American political scientist and philosopher

Arthur Fisher Bentley (October 16, 1870 - May 21, 1957) was an American political scientist and philosopher who worked in the fields of epistemology, logic and linguistics and who contributed to the development of a behavioral methodology of political science.

==Family==
The son of Charles Frederick Bentley (1843–1908), and Angeline Alice Bentley (1845–1911), née Dreisbach, Arthur Fisher Bentley was born at in Freeport, Illinois on 16 October 1870. He married Anna Harrison (1868–1924) in 1899.

==Education==
He received his Bachelor of Arts in 1892 and his Ph.D. in 1895 from Johns Hopkins University. He studied with Herbert Baxter Adams, who in turn had been trained in Germany.

==Career==
He taught at the University of Chicago for one year (1895–1896) and then decided to become a reporter. Later, he transitioned into editorial work at two Chicago papers, the Times-Herald and the Record-Herald. He left Chicago and life as a reporter in 1911, claiming poor health, and moved to a farm near Paoli, Indiana, where he lived for the rest of his life. The son of a successful banker, Bentley was able to finance his life as a scholar without having to work for an income. He was the second person to win the American Humanist Association's Humanist of the Year Award, in 1954. His later work was shaped by a close collaboration with John Dewey.

===Orientation===
Bentley held that interactions of groups are the basis of political life, and rejected statist abstractions. In his opinion, group activity determined legislation, administration and adjudication. These ideas of process-based behavioralism later became central to political science. His tenet that "social movements are brought about by group interaction" is a basic feature of contemporary pluralist and interest-group approaches.

===Work===
The Process of Government, first published in 1908 and still in print today, had much influence on political science from the 1930s to the 1950s. "The Human Skin: Philosophy's Last Line of Defense" was published in Philosophy of Science (Bentley, 1941). In 1949, he co-authored Knowing and the Known, a series of papers on epistemology, with John Dewey.

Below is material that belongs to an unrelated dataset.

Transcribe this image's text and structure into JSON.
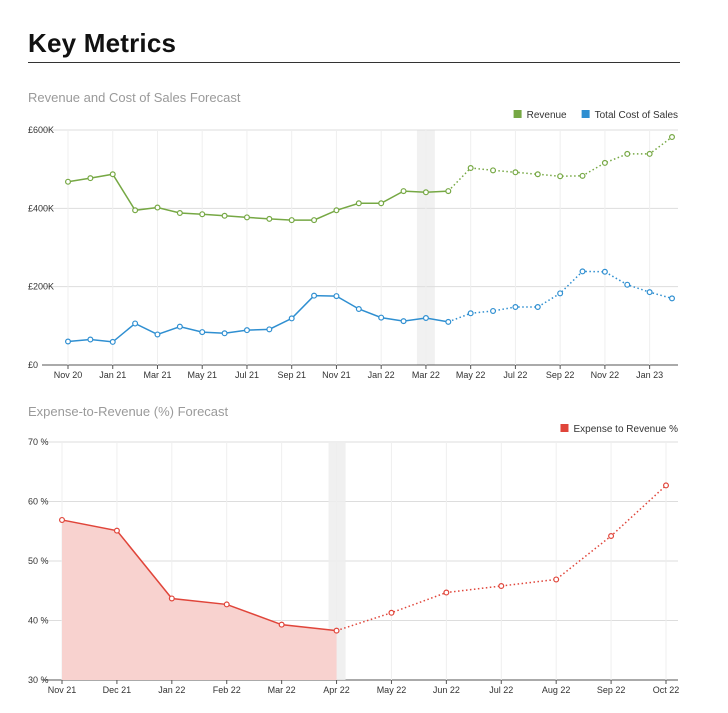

Bentley's papers, including his correspondence with Dewey, are kept in archives at Indiana University.

== Publications ==
- 1893: The Condition of the Western Farmer as Illustrated by the Economic History of a Nebraska Township.
- 1908: The Process of Government: A Study of Social Pressures.
- 1926: Relativity In Man And Society.
- 1932: Linguistic Analysis of Mathematics.
- 1935: Behavior, Knowledge, Fact.
- 1949 (with John Dewey): Knowing and the Known.
- 1954: Inquiry Into Inquiries: Essays in Social Theory.